Conclusion du chapitre : de nombreux témoins de l’occupation pour des ressources inégalement réparties

La région du lac Jabbûl bénéficiait jusque dans les années 1950 d’une ressource abondante, en particulier dans ses parties ouest et nord : l’eau. Les innombrables puits peu profonds, alimentés par la nappe phréatique superficielle, en sont les témoins, tout comme les nombreuses qanâts. Cette ressource a été exploitée très tôt, participant au développement de la mise en valeur agricole de la région. Les qanâts en sont une illustration convaincante, puisqu’au nord du lac, elles sont presque toutes orientées vers les fonds de vallées sèches, qu’elles alimentaient en eau pour l’irrigation. La présence de ces aménagements de petite dimension dans une topographie subhorizontale est également un signe de l’abondance de l’eau à faible profondeur : si la nappe phréatique avait été profonde, les qanâts auraient dû être de plus grande dimension.

Les sols constituent la seconde ressource de qualité dans la région. Là aussi, sur les piémonts des plateaux (surtout le Jabal al-Has) et au nord du lac, les sols localisés en contrebas des croûtes calcaires, ou les coiffants (cas du glacis de Sfirat ou au nord du lac, en amont des glacis) sont épais, offrent une bonne rétention en eau et permettent une culture pluviale de qualité (sous réserve de pluies suffisantes).

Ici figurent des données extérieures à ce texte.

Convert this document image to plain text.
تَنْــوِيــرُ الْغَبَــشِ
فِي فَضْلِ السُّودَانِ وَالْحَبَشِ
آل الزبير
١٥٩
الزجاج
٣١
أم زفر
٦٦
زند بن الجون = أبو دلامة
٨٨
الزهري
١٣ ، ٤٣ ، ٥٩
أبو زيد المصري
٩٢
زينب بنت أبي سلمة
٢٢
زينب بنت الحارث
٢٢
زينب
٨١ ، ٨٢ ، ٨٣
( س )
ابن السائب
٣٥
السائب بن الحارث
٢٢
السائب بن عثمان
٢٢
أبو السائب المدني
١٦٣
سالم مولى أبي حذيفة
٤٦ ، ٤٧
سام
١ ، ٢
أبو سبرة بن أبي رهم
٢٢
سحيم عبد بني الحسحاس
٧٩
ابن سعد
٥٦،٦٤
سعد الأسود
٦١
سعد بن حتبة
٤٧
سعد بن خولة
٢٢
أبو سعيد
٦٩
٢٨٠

Ces ressources sont inégalement réparties sur l’ensemble de la région. On a vu que le nord et le nord-ouest, ainsi que la zone des plateaux, étaient les mieux pourvus. La répartition des sites d’occupation sédentaire ainsi que celle des aménagements agricoles en sont partiellement le reflet. Ainsi, les sites sédentaires les plus importants et les plus nombreux se localisent au nord et au nord-ouest, là où, effectivement, les ressources naturelles étaient (et sont encore) les plus aisément exploitables. Dans ces zones, les aménagements attestent l’exploitation intensive du sol à travers la présence de nombreuses qanâts, d’un cadastre (autour de Sfirat) et de nombreux sites, dont certain sont vastes (Um al-Marâ). Dans le secteur des plateaux (vallées et piémonts), les aménagements humains sont également très nombreux. On y observe des structures à vocation agricole construites en pierres sèches et des sites d’occupation. Au sommet des plateaux, les structures présentes auraient été utilisées, à l’époque romano-byzantine, pour l’élevage, la culture arboricole et la culture de céréales en sec. Sur les versants, la construction de terrasses aurait conduit au développement de l’arboriculture (vigne, olivier, pistachiers), et peut-être une culture de jardin sporadique. Dans certaines zones les versants ont probablement été consacrés à l’élevage (présence de grandes structures polygonales fermées assimilables à des enclos). Enfin, les fonds de vallées et les bas de versants ont été mis en valeur à travers une culture de jardin (peut-être irriguée), maraîchère et céréalière (blé), dans des espaces clos.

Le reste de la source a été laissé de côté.